In Zahlen ausgedrückt sind das rund 500′000 aktive BürgerInnen, die sich in der Schweiz auf diese Weise informieren. Die wenigstens von ihnen tun das exklusiv so; die meisten greifen auch auf die anderen Angebote im Print- und elektronischen Bereich zurück.

Die Aenderung im Informationsverhalten ist zunächst ein Generationenphänomen: Je jünger die BürgerInnen sind, desto häufiger nutzen sie Internet. Das gilt auch für den Schulabschluss: Je höher dieser ist, desto häufiger zeigen sich die Neuerungen. Und es trifft auf Männer im Vergleich zu Frauen zu.

Ueber die Auswirkungen auf die Meinungsbildung weiss man noch recht wenig.

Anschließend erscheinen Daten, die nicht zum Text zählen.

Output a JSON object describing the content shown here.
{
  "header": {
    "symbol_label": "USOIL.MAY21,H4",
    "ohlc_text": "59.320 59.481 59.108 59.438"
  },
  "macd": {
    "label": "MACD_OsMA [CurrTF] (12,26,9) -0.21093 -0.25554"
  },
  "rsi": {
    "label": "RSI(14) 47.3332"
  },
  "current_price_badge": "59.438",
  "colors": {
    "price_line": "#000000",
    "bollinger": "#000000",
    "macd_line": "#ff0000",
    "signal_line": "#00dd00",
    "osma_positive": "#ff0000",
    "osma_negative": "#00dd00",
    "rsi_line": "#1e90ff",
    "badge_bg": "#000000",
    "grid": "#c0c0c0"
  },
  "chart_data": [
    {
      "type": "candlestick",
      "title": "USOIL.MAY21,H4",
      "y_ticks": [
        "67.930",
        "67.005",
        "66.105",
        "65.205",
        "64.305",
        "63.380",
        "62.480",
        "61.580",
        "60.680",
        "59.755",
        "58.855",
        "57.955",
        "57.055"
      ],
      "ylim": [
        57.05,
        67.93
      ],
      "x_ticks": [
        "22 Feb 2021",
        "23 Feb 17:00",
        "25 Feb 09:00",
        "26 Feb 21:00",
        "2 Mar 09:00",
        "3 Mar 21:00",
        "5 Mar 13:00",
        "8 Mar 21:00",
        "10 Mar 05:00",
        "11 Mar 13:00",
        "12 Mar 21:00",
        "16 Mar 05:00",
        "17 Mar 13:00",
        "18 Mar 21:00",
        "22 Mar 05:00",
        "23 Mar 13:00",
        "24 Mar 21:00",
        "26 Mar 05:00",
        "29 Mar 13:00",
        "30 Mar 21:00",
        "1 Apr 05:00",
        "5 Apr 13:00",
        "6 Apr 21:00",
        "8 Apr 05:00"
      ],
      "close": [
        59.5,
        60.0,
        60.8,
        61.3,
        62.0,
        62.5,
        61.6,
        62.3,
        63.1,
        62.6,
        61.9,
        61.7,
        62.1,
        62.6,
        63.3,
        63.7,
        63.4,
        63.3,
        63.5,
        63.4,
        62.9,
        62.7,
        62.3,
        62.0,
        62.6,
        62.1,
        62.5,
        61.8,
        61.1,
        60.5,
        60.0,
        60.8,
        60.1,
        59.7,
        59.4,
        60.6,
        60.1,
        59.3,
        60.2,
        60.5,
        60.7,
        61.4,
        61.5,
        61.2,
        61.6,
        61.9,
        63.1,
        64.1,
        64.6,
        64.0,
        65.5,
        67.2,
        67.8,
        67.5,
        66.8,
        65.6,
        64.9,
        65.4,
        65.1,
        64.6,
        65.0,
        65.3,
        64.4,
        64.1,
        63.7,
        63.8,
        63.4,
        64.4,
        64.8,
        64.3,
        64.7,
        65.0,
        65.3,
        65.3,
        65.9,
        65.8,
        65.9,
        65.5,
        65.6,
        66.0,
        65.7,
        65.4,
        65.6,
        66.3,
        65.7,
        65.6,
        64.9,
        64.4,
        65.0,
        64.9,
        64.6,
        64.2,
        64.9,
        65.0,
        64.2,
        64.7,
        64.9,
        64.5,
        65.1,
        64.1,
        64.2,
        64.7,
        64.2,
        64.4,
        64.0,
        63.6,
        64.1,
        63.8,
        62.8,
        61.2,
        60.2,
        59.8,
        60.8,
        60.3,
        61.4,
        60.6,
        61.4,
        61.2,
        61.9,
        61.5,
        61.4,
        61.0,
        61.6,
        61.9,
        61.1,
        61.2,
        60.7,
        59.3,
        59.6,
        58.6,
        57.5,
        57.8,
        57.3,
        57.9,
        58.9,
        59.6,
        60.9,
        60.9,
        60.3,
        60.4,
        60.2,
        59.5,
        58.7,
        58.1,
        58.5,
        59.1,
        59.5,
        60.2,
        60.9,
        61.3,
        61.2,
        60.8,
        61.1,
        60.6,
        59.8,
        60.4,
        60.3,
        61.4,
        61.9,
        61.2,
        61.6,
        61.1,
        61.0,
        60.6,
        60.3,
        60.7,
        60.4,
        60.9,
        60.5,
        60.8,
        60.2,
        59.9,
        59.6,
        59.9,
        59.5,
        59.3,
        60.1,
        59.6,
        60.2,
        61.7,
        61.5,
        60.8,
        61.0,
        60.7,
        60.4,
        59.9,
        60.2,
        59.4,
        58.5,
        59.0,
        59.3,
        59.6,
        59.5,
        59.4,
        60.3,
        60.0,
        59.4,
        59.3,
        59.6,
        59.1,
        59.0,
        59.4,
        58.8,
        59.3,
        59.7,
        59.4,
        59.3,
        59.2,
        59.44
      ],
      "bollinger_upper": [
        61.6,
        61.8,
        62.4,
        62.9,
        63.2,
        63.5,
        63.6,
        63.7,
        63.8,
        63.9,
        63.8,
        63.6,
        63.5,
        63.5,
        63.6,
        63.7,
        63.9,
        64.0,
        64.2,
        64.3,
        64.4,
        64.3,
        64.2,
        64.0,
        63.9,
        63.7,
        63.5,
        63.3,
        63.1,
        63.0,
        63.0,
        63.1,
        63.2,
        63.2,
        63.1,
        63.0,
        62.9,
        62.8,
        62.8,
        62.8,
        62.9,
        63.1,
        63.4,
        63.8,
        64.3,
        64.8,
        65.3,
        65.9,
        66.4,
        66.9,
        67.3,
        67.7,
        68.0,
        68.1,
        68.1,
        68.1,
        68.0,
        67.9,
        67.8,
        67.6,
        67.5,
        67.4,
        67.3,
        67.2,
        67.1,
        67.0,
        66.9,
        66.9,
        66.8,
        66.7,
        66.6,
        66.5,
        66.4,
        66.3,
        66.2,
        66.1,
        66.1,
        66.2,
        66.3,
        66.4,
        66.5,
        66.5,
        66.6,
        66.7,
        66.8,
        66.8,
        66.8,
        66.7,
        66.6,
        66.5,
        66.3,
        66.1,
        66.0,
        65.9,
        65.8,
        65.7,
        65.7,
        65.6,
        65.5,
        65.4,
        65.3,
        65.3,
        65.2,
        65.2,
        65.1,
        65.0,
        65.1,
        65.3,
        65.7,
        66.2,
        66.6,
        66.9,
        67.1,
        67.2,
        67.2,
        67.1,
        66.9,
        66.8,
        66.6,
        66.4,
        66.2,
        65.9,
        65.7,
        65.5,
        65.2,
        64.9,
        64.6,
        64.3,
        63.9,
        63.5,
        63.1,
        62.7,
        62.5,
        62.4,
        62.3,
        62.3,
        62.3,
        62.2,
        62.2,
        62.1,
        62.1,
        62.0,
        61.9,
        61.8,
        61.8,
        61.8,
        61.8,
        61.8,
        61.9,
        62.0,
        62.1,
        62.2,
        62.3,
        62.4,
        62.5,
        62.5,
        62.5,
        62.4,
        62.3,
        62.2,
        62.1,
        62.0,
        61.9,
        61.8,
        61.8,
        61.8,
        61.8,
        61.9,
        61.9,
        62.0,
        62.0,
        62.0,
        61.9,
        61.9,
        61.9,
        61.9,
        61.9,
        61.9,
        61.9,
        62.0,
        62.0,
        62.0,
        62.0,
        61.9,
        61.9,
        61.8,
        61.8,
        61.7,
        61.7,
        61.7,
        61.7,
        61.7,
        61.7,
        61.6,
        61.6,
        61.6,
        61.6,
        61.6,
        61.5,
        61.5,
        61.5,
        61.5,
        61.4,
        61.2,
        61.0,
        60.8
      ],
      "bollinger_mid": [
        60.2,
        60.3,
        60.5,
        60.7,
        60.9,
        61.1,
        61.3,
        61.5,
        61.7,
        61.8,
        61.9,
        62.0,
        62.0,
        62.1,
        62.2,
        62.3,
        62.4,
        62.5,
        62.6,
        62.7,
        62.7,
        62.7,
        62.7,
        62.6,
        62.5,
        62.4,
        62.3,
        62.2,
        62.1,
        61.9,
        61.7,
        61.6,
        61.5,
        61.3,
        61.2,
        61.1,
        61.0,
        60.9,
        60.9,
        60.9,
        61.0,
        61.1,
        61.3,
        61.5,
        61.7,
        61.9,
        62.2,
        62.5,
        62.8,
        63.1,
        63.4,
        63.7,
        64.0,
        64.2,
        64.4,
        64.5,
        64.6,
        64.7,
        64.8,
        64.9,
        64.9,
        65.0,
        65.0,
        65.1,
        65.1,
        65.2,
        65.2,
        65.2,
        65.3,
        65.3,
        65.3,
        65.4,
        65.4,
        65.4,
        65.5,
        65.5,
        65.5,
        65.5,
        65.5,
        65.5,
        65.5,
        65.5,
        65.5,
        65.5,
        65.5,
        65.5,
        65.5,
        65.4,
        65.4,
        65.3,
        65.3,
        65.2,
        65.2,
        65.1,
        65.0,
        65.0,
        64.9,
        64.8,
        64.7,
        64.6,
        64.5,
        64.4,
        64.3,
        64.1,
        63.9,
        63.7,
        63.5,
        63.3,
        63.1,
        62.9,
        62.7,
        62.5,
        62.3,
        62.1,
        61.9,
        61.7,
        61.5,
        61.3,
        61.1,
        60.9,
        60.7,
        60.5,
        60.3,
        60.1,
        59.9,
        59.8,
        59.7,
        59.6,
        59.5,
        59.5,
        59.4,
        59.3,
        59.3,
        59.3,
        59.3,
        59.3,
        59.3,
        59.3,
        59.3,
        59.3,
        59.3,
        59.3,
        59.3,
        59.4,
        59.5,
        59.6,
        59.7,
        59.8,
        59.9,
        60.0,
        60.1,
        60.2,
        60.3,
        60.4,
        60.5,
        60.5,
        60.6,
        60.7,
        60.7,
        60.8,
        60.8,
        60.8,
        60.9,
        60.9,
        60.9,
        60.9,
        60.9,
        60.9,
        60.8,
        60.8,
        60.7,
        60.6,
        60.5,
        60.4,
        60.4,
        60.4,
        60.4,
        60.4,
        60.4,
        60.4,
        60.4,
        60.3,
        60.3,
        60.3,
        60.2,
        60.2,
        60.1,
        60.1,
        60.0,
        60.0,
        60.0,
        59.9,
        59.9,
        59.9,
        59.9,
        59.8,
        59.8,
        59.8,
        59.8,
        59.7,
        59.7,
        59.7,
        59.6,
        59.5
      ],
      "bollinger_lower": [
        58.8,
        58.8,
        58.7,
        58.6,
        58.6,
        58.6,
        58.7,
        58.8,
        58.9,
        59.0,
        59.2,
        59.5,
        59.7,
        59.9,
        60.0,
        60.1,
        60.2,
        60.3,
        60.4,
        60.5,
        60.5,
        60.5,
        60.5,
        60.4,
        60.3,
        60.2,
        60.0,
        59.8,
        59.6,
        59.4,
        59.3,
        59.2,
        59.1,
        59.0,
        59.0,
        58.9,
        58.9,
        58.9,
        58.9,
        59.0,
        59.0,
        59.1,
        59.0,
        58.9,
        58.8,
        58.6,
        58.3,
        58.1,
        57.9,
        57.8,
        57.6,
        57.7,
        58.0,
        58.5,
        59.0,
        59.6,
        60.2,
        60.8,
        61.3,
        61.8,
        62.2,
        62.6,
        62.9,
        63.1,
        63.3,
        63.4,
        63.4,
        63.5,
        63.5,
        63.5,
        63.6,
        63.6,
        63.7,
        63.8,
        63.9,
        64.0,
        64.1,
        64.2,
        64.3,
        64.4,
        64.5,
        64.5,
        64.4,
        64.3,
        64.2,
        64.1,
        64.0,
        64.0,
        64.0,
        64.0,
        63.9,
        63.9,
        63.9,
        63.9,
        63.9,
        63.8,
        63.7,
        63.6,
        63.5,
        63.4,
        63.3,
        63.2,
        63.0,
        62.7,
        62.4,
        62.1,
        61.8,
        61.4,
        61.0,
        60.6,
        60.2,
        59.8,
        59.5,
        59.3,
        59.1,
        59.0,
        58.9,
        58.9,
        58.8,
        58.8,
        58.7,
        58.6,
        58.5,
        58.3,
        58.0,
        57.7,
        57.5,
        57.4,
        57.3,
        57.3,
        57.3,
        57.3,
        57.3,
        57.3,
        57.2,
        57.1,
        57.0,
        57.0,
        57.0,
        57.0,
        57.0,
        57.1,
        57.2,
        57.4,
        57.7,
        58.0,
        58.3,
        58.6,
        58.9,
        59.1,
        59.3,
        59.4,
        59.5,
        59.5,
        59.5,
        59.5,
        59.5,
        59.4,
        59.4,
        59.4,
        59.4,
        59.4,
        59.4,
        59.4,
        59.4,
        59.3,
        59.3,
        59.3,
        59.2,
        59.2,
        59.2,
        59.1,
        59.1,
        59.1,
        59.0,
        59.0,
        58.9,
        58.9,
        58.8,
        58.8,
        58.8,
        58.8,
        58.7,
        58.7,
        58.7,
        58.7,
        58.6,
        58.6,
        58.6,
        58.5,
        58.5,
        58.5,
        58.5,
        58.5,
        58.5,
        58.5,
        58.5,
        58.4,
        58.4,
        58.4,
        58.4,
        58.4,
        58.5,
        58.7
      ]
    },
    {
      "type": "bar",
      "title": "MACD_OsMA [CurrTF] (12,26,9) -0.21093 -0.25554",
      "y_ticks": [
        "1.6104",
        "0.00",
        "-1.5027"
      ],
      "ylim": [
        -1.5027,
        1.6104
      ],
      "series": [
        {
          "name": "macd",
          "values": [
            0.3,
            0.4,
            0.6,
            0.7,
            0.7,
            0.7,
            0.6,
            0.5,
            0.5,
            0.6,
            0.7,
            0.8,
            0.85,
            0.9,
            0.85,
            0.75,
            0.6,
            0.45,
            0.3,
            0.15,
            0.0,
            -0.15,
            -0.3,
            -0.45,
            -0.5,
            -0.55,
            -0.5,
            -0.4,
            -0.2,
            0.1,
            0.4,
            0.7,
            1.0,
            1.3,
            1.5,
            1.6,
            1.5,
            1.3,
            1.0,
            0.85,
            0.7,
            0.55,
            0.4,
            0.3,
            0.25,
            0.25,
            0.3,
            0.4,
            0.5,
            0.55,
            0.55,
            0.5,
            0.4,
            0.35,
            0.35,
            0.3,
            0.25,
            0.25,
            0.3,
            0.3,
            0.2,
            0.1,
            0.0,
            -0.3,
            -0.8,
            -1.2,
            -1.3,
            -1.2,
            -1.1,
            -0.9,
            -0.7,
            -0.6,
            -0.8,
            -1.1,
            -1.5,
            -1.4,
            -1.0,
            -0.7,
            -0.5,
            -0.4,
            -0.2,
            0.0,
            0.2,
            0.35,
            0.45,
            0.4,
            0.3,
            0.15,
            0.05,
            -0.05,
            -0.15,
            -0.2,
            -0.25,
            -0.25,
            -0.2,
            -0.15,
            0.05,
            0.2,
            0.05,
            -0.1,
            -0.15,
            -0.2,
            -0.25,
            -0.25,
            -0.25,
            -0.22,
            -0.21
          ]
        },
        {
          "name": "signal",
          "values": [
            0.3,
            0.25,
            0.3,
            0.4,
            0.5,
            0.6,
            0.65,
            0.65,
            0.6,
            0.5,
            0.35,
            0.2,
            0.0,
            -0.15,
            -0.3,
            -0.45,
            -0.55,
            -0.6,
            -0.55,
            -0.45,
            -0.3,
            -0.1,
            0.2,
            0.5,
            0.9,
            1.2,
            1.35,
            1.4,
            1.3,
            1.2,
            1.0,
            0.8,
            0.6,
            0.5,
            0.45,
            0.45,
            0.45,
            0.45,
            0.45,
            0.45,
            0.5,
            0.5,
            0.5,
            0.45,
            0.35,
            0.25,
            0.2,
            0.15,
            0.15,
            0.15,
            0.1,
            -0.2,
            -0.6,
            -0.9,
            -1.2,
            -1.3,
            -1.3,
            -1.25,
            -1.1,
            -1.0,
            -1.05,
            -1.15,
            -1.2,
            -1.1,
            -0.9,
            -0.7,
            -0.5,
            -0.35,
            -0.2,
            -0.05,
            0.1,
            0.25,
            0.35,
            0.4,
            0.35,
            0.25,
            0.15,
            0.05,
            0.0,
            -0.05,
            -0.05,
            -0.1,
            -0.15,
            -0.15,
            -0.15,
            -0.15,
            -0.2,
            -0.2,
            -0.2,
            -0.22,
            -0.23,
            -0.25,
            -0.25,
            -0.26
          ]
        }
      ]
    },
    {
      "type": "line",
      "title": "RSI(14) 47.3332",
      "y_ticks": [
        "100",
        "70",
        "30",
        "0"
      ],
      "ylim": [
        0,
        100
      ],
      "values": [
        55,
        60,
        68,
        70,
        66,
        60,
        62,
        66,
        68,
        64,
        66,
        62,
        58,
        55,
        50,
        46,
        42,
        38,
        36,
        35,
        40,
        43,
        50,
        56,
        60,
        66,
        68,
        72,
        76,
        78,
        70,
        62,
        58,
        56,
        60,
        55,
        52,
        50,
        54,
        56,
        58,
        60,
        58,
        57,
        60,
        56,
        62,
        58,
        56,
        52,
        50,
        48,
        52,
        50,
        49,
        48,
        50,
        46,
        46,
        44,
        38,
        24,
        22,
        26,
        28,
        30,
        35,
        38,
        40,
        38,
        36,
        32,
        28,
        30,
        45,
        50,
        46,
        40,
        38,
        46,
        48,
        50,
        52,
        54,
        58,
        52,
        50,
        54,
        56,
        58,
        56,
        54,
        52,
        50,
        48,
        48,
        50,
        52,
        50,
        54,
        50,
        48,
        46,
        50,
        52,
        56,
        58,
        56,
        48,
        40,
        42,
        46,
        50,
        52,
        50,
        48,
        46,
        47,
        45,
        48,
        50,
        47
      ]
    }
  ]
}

In der Regel zeigt sich vorerst kein signifikanter Zusammenhang mit der Stimmabgabe, wenn man das soziologische Profil der Verwendung kontrollierend mitberücksichtigt. Mit anderen Worten: Junge Menschen stimmen gleich, ob sie Internet nutzen oder nicht. Im Einzelfall mag es Abweichungen davon geben.

Das spricht vorerst vor allem für die These, wonach neue Medien alte ersetzen, ohne das ein eigentlicher Verlierer sichtbar wird. Das galt zunächst auch für das allgemeine Informtionsverhalten, bei dem sich aber in einer zweiten Phase vor allem die Printmedien als Verlierer an Nutzung und Glaubwürdigkeit entpuppen. Es ist nicht auszuschliessen, dass das auch in der politischen Kommunikation eintreten wird.